MIT Professor Bill Mitchell, chair of the FACADE Advisory Board, presented a paper by he and Professor Larry Sass (MIT), at the May 2008 conference celebrating the 500th anniversary of the birth of Andrea Palladio, entitled "Architectural Representations."

Conference

http://www.cisapalladio.org/index.php?lingua=e

Sponsored by the 'Centro Internazionale di Studi di Architettura Andrea Palladio'
CISA A.Palladio, Contra' Porti 11, I-36100 Vicenza - Italy

FACADE

An excerpt mentioning this FACADE project at MIT:

[pp. 12-13]

"...The record of design exploration through assigning values to parameters is also potentially interesting. Consider, for example, the parameterization and exploration of Frank Gehry’s digital models for the Bilbao Guggenheim and the Disney Concert Hall. The technical difficulty, though, is that there are currently no widely agreed, stable standards for long-term preservation of parametric models.

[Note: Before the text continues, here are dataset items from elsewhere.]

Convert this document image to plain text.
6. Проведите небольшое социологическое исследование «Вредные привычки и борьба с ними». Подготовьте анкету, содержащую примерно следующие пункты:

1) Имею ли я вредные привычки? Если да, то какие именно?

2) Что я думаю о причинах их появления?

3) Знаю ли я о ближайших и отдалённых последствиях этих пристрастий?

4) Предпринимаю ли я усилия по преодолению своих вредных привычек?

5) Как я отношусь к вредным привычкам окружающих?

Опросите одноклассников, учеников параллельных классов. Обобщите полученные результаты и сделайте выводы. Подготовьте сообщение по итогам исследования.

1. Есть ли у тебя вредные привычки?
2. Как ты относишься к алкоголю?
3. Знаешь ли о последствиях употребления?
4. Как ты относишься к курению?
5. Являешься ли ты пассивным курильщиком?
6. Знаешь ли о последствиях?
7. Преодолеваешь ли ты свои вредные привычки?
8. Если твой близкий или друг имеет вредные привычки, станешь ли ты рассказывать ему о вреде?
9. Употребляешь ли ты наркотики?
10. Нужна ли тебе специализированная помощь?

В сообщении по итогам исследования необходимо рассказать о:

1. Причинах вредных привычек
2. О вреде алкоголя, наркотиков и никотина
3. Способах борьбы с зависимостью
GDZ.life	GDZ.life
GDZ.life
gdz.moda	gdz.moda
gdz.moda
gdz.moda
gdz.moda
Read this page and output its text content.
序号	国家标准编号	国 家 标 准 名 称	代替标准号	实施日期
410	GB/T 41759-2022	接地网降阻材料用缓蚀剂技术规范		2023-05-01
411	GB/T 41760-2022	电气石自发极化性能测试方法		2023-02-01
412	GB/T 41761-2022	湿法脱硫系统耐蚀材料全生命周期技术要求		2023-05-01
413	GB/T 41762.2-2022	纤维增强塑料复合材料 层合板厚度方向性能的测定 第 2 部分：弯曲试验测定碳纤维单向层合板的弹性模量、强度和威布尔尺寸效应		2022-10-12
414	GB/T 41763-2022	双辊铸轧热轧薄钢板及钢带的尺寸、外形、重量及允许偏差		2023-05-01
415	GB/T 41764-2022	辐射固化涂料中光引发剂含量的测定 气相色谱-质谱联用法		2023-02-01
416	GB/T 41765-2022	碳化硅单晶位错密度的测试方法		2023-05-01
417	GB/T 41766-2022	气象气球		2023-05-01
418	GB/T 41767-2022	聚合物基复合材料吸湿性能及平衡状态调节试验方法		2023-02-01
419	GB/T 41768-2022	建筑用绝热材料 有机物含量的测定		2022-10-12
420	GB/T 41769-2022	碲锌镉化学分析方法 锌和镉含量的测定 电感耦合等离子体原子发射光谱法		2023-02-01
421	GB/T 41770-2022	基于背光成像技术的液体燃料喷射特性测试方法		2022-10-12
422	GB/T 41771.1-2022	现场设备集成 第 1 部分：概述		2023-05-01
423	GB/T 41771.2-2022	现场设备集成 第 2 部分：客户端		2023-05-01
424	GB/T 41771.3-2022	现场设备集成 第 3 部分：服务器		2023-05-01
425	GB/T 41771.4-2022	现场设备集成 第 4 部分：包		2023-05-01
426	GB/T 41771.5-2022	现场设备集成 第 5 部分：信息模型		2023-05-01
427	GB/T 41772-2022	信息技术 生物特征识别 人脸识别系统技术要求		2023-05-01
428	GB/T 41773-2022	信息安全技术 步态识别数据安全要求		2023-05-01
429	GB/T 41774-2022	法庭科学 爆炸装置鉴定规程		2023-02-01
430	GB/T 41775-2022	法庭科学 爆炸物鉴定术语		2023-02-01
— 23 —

To serve the immediate daily needs of the architectural and engineering professions, there are neutral data format standards, such as ISO-STEP and IFC, for the exchange of CAD models. These do not maintain parametric information, but this is less of a limitation than it may seem in practice contexts, since practitioners can always return to whatever parametric software tools they employ when further parametric work is needed. However, these formats do not meet the needs of cultural memory institutions, which must try to ensure continued reliable access to CAD models (including parametric information if possible) over archival timeframes, when it is likely that the CAD systems that generated the models will no longer be available.

A research project called FACADE, at MIT, is currently focused on this issue, using as cases digital models of major buildings by Frank Gehry, Moshe Safdie, Thom Mayne, and others. FACADE is assessing existing neutral data format standards for their suitability for archival purposes. But the task of finding or creating viable standards for archiving parametric models is very difficult, and there is a real danger that many valuable models resulting from recent and current practice – and representing a crucial moment in the transition to digital practice – will be lost."